The finance ministry said on Sunday the budget deficit reached $13bn in the five months from July-November, about 4.5 percent higher compared to the same period last year.
Official results of the referendum are not expected until Monday.
If the unofficial numbers are confirmed, it will be a victory for Islamist President Mohammed Morsi, who is from the Brotherhood.
Al Jazeera's Rawya Rageh, reporting from Cairo, said that while the results were so far unofficial, the Muslim Brotherhood's figures on elections have usually been close to accurate. She said that the low turnout figures, however, were of concern to both camps.
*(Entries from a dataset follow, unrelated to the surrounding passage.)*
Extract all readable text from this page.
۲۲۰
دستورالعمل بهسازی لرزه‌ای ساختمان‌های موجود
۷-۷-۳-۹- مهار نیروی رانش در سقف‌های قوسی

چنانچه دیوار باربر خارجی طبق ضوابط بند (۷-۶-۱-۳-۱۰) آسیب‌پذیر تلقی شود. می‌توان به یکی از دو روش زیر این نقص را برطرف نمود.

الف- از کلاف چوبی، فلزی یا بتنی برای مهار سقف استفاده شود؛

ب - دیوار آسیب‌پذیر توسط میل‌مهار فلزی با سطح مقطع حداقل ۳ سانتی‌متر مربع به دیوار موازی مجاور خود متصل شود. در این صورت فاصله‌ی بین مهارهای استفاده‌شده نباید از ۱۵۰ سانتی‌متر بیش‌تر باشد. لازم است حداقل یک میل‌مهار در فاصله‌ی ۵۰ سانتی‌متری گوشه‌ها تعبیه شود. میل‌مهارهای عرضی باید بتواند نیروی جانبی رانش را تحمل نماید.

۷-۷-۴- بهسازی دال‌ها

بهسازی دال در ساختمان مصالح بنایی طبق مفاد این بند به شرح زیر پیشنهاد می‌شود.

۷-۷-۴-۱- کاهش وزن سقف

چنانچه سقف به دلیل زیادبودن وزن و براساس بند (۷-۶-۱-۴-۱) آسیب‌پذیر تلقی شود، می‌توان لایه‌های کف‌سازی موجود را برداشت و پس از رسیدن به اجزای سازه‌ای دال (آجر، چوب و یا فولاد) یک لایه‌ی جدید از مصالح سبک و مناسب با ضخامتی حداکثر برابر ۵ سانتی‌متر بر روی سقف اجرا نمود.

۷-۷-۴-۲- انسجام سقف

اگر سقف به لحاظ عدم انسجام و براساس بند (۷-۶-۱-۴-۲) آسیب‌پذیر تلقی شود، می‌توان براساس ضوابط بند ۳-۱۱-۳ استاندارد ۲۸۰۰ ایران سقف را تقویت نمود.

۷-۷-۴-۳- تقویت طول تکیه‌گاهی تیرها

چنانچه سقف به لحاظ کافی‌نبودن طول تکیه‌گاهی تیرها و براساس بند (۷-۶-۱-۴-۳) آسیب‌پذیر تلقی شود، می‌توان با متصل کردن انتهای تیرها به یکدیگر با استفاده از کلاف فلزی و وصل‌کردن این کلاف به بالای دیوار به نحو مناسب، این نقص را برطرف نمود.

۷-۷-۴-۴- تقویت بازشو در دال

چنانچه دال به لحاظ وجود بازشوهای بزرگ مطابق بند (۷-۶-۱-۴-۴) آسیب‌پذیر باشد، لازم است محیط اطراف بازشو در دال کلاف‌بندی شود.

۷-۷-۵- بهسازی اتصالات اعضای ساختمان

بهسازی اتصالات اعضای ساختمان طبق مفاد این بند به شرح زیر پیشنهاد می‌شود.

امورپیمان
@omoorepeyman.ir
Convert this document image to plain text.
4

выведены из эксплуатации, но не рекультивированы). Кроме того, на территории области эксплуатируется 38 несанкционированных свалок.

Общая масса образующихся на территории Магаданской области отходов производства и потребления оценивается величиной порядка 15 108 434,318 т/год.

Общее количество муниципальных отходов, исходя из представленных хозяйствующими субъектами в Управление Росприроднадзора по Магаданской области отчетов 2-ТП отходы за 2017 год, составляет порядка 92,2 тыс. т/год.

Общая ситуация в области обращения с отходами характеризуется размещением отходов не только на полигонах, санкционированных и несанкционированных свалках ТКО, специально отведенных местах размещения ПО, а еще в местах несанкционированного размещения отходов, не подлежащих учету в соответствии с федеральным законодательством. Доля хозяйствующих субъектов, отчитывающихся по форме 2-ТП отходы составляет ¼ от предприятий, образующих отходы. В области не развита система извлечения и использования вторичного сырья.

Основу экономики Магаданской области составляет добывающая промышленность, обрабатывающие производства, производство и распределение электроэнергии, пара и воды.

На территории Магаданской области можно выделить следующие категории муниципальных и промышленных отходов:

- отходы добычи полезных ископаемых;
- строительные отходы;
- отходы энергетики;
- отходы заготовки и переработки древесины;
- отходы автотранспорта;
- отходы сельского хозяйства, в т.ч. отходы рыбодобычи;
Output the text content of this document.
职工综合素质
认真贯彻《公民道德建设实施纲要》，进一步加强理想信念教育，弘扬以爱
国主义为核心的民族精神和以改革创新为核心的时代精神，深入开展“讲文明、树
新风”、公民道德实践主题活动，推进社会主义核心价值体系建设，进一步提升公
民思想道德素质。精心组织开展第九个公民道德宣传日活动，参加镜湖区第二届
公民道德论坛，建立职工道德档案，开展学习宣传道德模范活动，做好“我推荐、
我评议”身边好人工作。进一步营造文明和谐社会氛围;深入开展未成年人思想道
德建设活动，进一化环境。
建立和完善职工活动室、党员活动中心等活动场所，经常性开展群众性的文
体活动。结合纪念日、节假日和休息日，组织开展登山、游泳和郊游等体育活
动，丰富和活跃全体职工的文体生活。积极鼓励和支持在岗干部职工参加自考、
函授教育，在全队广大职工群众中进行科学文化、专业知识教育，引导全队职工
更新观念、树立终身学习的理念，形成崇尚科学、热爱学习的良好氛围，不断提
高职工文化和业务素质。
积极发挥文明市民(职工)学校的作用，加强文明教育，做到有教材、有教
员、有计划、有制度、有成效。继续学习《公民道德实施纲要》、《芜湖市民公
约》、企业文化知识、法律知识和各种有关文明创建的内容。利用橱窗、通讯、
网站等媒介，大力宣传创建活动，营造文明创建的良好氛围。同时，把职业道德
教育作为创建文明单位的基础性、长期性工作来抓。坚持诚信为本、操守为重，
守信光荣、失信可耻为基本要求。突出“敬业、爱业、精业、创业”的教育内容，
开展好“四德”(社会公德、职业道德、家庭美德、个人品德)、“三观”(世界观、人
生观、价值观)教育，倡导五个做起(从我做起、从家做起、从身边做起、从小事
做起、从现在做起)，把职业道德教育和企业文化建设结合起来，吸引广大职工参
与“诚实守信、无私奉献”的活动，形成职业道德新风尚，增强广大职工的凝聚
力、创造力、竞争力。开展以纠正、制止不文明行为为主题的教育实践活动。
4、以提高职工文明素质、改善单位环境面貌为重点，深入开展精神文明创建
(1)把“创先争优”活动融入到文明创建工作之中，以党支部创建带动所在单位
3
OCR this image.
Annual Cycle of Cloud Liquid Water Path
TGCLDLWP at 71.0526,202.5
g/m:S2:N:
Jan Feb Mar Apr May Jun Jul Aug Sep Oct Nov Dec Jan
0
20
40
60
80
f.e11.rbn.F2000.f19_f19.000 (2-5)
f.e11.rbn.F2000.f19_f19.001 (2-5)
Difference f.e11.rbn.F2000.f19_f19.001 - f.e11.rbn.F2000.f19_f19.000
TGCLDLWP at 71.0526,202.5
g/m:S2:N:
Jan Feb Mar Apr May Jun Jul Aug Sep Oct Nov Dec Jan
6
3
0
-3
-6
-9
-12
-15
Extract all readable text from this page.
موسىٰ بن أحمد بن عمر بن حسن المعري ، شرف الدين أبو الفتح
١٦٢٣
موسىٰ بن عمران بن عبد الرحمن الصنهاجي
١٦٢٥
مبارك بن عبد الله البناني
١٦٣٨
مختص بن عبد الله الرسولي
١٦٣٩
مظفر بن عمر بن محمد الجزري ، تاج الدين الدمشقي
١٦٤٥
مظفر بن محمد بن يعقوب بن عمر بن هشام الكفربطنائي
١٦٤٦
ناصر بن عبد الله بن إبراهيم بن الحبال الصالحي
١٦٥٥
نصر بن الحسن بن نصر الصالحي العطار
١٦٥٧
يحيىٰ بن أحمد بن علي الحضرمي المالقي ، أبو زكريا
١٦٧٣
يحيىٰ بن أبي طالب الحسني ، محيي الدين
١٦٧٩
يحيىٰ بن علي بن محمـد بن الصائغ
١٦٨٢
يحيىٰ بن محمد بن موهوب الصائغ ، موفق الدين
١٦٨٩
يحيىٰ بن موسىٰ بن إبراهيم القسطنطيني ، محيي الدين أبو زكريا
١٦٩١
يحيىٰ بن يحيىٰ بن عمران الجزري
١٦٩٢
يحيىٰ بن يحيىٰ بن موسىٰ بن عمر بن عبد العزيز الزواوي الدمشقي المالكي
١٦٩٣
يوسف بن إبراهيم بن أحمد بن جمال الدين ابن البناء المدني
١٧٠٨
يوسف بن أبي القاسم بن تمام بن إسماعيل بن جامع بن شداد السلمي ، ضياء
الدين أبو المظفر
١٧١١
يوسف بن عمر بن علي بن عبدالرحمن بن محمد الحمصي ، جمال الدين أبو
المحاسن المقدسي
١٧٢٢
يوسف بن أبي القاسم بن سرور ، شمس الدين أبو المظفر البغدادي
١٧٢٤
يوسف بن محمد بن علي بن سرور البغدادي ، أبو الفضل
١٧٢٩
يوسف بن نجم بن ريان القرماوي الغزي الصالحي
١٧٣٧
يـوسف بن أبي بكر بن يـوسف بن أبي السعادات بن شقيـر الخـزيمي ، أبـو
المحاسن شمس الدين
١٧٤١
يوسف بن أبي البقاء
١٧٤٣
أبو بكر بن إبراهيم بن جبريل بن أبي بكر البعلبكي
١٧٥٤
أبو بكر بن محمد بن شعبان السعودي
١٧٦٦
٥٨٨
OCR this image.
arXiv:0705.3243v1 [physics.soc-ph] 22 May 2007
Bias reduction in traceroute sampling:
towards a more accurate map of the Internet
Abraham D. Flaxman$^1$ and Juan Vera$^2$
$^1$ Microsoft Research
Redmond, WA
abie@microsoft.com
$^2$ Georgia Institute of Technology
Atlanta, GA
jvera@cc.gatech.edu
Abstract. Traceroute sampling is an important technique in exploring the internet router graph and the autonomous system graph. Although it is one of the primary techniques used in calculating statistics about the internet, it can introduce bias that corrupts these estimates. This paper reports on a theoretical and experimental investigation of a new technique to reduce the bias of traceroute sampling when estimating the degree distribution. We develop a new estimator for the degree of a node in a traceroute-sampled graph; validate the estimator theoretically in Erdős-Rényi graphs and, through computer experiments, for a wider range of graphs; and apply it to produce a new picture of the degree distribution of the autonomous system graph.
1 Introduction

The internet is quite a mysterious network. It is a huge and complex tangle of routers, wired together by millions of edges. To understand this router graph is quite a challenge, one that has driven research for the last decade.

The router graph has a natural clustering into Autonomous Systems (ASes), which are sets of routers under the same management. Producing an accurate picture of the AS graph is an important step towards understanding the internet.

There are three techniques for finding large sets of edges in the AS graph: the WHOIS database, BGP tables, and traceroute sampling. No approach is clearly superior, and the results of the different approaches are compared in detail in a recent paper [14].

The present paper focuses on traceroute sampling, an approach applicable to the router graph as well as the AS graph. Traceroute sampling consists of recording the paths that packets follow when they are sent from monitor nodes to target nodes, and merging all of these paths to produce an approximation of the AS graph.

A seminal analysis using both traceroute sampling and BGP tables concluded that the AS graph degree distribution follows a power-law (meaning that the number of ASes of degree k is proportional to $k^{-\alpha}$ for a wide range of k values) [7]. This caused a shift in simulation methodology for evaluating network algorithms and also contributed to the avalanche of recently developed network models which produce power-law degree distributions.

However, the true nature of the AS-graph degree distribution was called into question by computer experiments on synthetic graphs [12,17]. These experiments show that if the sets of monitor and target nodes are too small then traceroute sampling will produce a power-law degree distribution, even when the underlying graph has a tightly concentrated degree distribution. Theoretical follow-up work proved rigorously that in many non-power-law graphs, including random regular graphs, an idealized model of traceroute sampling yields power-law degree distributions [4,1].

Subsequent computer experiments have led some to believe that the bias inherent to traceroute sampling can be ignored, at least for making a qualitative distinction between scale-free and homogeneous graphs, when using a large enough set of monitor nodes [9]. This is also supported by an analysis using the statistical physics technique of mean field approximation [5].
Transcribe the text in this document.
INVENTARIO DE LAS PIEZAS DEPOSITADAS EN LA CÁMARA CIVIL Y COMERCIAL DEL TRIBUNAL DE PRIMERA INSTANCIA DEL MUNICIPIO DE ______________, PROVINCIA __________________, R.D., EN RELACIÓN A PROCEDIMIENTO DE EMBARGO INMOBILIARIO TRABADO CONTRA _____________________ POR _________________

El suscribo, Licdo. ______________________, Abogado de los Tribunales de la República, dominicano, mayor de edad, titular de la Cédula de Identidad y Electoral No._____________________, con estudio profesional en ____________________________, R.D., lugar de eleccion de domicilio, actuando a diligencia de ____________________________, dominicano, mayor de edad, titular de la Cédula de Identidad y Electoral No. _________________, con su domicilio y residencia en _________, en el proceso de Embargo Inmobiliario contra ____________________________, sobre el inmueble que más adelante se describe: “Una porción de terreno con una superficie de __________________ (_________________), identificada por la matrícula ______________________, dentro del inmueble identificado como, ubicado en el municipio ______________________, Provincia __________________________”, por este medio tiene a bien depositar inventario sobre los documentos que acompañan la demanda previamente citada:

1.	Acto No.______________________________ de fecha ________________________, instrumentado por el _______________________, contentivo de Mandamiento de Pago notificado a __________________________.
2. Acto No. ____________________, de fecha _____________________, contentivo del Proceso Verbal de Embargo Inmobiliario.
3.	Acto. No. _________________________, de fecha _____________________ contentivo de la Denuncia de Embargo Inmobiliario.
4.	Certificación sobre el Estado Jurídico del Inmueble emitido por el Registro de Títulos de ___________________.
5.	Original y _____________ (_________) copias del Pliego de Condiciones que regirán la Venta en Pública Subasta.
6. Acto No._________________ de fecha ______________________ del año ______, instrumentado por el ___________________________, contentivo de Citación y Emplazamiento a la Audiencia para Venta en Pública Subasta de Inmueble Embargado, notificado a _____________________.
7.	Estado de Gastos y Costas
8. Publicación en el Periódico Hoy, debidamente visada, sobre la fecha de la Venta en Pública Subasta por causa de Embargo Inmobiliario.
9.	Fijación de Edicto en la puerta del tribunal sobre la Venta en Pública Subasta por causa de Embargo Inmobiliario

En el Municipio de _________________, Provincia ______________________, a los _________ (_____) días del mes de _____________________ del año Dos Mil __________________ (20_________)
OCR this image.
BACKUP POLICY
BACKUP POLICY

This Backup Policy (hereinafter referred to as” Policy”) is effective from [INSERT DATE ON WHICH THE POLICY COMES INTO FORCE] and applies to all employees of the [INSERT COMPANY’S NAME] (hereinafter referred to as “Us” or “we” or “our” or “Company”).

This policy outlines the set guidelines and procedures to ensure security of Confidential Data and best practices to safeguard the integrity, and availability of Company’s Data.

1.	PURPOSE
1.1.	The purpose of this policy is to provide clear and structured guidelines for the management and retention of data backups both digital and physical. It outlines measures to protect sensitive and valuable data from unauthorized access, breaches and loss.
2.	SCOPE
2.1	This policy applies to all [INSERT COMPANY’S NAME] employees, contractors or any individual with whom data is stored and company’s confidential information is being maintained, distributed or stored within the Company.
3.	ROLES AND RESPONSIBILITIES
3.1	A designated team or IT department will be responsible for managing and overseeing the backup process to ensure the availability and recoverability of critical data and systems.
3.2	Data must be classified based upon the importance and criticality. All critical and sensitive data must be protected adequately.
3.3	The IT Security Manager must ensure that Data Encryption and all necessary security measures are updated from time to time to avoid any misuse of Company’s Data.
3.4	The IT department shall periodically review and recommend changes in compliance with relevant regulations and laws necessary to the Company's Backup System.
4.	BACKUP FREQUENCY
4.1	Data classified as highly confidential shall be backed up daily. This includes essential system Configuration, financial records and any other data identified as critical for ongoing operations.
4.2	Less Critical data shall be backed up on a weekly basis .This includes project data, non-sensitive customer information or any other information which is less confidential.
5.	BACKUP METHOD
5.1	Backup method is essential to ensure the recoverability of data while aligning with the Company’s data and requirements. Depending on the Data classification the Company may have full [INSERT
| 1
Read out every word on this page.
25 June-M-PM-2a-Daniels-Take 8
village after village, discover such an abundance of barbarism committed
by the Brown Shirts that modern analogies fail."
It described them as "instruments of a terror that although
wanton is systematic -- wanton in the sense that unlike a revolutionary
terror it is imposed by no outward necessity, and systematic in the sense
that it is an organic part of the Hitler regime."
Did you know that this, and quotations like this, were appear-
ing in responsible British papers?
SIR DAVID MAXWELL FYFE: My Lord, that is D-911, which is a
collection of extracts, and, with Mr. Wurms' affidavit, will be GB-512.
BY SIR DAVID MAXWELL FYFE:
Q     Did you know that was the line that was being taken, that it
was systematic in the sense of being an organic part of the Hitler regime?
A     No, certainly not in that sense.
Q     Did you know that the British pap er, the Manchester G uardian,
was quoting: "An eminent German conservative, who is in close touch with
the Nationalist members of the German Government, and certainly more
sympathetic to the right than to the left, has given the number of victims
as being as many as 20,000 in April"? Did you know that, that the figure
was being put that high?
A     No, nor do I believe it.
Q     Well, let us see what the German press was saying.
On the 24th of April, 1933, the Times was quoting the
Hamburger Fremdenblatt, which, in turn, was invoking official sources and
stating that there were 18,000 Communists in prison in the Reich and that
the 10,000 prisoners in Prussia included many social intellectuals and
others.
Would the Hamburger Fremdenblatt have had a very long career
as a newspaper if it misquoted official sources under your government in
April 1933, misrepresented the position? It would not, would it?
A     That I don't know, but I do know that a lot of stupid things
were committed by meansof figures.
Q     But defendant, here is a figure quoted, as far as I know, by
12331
"Some 30 percent only of eligible voters turned out to vote in both rounds, once again raising questions of how the leadership of both the opposition and the Islamic camp have failed to appeal to the public and get them to vote in the first place," she said.
'Not the end game'
The opposition allegations look likely to prolong the fight. Beyond allegations of fraud, the opposition will likely challenge new laws issued on the basis of the constitution as well as Morsi's economic policies.
"The referendum is not the end game. It is only a battle in this long struggle for the future of Egypt," said the National Salvation Front, the main opposition group. "We will not allow a change to the identity of Egypt or the return of the age of tyranny."
The opposition claims the new constitution seeks to enshrine Islamic rule in Egypt and accuses the Islamists of trying to monopolise power.
Critics say it does not sufficiently protect the rights of women and minority groups and empowers Muslim clerics by giving them a say over legislation. Some articles were also seen as tailored to get rid of Islamists' enemies and undermine the freedom of labor unions.
The latest political battle began with Morsi's November 22 decrees that gave him powers to protect the Islamist-dominated panel writing the constitution and dismiss the country's top prosecutor, a holdover from the Mubarak era.
Although Morsi subsequently rescinded the powers that gave him immunity from judicial oversight, his decision to replace the prosecutor general was viewed by many in the judiciary as trampling over their powers.
Hundreds of prosecutors held a rally on Sunday demanding the new, Morsi-appointed prosecutor general quit, days after he retracted his resignation claiming it was rendered under pressure.
Adding to the anxiety, state television reported on Saturday amidst voting on the referendum that the central bank governor had resigned, then retracted the report.
The opposition alleges Saturday's vote was marred by lack of complete judicial supervision, which led to overcrowding that pushed down the voting rate.
It also charges there was interference by those who were supposed to be supervising the vote, with some instructing people to vote "yes".